In practical terms, Marta is positioning itself as a buyer-facing trust layer for startups, mid-market companies and enterprise teams that need to move through security reviews faster. At a time when more software vendors are being evaluated not just on product quality but on security maturity, that positioning is well timed.
What Marta actually does
On its public site, Marta presents itself as a platform for building a live Trust Center in minutes. The product is built around the materials buyers typically ask for during late-stage procurement and security review processes.
That includes:
- certifications and framework mapping,
- security policies and controls,
- subprocessor disclosures,
- documents that can be shared publicly or gated behind access requests,
- request-access workflows for sensitive material,
- branding tools such as logo, colors and custom domain support.
The value proposition is less about abstract compliance language and more about operational speed. Marta promises a single link a company can send to prospects, auditors or partners, rather than relying on long email chains and one-off document hunts.
Why that matters now
Security reviews have become a standard part of B2B buying, especially in SaaS. Even relatively small vendors are now expected to show a credible security posture before a contract is signed. The problem is that many teams still manage this process in an improvised way: a PDF here, a spreadsheet there, a folder somewhere else, and a lot of manual explanation in between.

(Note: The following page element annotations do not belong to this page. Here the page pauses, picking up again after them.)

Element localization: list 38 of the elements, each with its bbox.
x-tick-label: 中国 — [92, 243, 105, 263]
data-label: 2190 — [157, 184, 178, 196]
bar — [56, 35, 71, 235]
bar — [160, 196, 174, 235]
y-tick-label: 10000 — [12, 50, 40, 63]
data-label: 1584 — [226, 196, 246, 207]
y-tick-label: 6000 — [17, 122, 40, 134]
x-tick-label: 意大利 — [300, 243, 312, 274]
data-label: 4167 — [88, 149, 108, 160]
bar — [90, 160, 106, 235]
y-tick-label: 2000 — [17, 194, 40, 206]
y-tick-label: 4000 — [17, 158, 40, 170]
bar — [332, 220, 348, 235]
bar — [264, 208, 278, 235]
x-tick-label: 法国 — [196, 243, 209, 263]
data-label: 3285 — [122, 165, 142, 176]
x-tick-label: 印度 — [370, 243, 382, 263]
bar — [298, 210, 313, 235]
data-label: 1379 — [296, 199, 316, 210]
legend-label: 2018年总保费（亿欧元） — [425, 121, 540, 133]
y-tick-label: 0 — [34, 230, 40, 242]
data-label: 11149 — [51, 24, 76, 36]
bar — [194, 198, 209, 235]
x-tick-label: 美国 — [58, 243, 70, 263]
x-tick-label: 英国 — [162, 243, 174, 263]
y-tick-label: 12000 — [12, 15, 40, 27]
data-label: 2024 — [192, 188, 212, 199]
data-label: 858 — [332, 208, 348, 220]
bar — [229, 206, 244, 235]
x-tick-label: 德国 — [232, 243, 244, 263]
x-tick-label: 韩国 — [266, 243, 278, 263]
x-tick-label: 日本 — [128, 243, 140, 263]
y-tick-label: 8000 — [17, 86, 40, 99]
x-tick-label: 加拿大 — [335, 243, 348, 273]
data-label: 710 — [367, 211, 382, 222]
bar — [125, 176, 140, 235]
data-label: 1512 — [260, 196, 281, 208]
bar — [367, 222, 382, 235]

Marta is clearly built around the idea that trust should be easier to package and easier to review. Its messaging focuses on reducing buyer friction, speeding up deal cycles and keeping information current instead of letting old files circulate for months.

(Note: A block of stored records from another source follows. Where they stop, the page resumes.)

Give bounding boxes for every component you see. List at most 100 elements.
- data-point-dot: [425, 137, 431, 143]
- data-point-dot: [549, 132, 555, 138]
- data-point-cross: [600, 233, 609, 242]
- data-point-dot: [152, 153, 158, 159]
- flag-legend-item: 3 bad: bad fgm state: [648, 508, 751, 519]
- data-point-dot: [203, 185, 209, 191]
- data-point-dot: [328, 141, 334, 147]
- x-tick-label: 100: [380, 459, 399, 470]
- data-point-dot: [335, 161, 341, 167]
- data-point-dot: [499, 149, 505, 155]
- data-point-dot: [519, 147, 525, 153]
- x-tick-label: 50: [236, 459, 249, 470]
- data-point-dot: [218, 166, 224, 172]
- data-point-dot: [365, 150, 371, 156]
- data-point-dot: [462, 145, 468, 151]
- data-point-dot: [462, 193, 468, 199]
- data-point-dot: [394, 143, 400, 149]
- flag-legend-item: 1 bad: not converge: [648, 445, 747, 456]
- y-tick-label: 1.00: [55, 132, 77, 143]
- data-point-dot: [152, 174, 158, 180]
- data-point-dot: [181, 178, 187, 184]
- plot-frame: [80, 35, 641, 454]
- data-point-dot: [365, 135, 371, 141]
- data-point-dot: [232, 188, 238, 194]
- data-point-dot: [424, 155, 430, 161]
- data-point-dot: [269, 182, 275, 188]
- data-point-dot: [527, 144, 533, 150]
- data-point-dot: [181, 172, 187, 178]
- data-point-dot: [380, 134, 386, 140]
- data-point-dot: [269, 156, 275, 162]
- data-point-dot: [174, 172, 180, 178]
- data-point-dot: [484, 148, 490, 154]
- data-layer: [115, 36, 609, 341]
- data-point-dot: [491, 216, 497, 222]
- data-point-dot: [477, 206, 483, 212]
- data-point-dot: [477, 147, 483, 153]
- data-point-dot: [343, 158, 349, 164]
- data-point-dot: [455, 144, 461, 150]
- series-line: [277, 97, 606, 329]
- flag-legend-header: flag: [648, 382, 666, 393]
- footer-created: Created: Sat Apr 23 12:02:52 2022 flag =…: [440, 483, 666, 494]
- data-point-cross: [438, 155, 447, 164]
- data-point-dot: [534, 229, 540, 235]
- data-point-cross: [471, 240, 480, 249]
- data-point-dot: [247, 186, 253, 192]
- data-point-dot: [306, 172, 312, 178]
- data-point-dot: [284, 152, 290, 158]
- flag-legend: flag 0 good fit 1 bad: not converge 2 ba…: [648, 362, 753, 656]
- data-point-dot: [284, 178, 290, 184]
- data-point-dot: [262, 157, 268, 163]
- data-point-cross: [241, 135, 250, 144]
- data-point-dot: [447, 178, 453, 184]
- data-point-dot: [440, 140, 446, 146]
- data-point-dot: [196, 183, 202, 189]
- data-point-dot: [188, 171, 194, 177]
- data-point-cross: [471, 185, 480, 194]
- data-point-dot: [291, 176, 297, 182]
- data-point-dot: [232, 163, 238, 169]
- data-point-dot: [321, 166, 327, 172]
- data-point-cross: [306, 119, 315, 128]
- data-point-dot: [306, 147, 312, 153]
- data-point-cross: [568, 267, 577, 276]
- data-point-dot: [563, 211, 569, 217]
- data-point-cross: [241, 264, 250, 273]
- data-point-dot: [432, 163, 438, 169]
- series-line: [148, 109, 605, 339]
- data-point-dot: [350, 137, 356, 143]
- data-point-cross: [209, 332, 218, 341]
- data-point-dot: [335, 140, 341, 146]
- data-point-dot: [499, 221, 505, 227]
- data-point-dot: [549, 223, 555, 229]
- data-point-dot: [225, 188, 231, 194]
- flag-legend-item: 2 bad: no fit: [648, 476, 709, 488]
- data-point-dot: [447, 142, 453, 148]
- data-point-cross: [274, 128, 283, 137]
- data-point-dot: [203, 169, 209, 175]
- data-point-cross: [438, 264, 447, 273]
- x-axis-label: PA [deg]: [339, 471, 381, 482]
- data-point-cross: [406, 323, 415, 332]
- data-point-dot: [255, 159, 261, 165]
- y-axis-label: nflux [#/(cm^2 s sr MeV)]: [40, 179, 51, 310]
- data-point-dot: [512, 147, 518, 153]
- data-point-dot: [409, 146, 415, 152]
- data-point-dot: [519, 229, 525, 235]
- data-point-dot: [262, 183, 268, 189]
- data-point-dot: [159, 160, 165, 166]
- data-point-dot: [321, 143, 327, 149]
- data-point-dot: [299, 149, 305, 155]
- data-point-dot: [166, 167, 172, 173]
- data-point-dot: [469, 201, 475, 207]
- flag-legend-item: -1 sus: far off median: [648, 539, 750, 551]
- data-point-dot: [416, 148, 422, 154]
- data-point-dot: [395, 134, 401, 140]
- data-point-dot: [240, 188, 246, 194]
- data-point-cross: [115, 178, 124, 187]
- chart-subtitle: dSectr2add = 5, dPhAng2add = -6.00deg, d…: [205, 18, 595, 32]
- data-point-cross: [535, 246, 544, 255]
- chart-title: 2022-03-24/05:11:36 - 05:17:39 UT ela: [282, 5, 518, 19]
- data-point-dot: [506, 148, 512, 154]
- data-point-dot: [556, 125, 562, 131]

That is an important distinction. In many organizations, the bottleneck is not the absence of security work. It is the absence of a clean presentation layer for that work.

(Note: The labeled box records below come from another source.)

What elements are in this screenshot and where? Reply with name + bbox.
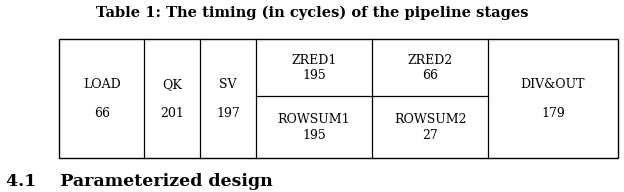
Text: ZRED1: ZRED1 — [291, 54, 336, 67]
Text: QK: QK — [162, 78, 182, 91]
Text: 201: 201 — [160, 107, 184, 120]
Text: ROWSUM2: ROWSUM2 — [394, 113, 466, 126]
Text: 195: 195 — [302, 129, 326, 142]
Text: ZRED2: ZRED2 — [407, 54, 453, 67]
Text: 197: 197 — [216, 107, 240, 120]
Text: DIV&OUT: DIV&OUT — [520, 78, 585, 91]
Text: SV: SV — [219, 78, 236, 91]
Text: ROWSUM1: ROWSUM1 — [278, 113, 350, 126]
Text: 66: 66 — [422, 69, 438, 82]
Text: 27: 27 — [422, 129, 438, 142]
Bar — [59, 39, 618, 158]
Text: Table 1: The timing (in cycles) of the pipeline stages: Table 1: The timing (in cycles) of the p… — [95, 6, 529, 20]
Text: 4.1    Parameterized design: 4.1 Parameterized design — [6, 173, 273, 190]
Text: 66: 66 — [94, 107, 110, 120]
Text: LOAD: LOAD — [83, 78, 120, 91]
Text: 195: 195 — [302, 69, 326, 82]
Text: 179: 179 — [541, 107, 565, 120]
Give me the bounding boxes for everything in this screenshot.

Where Marta could stand out against bigger platforms like Vanta
Marta is entering a market where companies such as Vanta already have strong brand recognition. But the comparison is interesting precisely because Marta does not appear to be trying to replicate the entire Vanta stack.
Vanta today spans a much broader compliance and trust platform, including audit automation, personnel and access controls, risk management, third-party risk management, questionnaire automation and its own Trust Center layer. Marta, by contrast, appears to be taking a narrower and more focused route.
That focus may be its biggest advantage.
For teams that do not want a heavyweight all-in-one compliance operating system from day one, Marta’s approach could feel simpler, faster and more direct. If the immediate problem is “we need to show buyers our security posture in a clean, branded and controlled way,” a specialized product can sometimes beat a broader one on speed, clarity and ease of rollout.
There are at least four areas where Marta could win attention:
- Faster time to value: the product is framed around launching a Trust Center in minutes, not weeks.
- Buyer-first structure: certifications, policies, controls, subprocessors and documents are organized around what a prospect wants to review.
- Less operational friction: request-access workflows let companies gate sensitive files without slowing everything down.
- Cleaner brand experience: custom domains and visual branding help trust content feel native instead of bolted on.
In other words, Marta’s opportunity is not necessarily to out-Vanta Vanta. It is to offer a more focused trust-center experience for teams that care first about deal velocity and buyer confidence.
A product designed around trust, not just compliance
Another notable part of Marta’s positioning is the language it uses. Instead of leading with audit pain, it leads with buyer trust. That may sound like a small branding choice, but it matters. Compliance software is often sold as internal process infrastructure. Marta is trying to frame the same problem as an external, revenue-facing experience.
That means the product is not just about storing evidence. It is about presenting trust in a way that is current, navigable and credible. The platform highlights live updates, controlled access and a branded portal rather than simply a repository of attachments.
For founders and commercial teams, that framing is easier to understand: security transparency is not just a checkbox, it is part of winning the deal.
What comes next
Marta is still early, and like many young startups it will need to prove that focused positioning can translate into sustained product adoption. But the underlying problem is real, the workflow is familiar to nearly every B2B software team, and the company has chosen a part of the market where clarity can matter more than feature sprawl.
If it executes well, Marta could carve out a strong place among companies that want to look more credible to buyers without adopting a broader enterprise compliance stack from the start.
For a new Polish startup, that is a sharp place to begin: not by promising everything, but by solving a specific trust bottleneck better than the old PDF-and-email routine.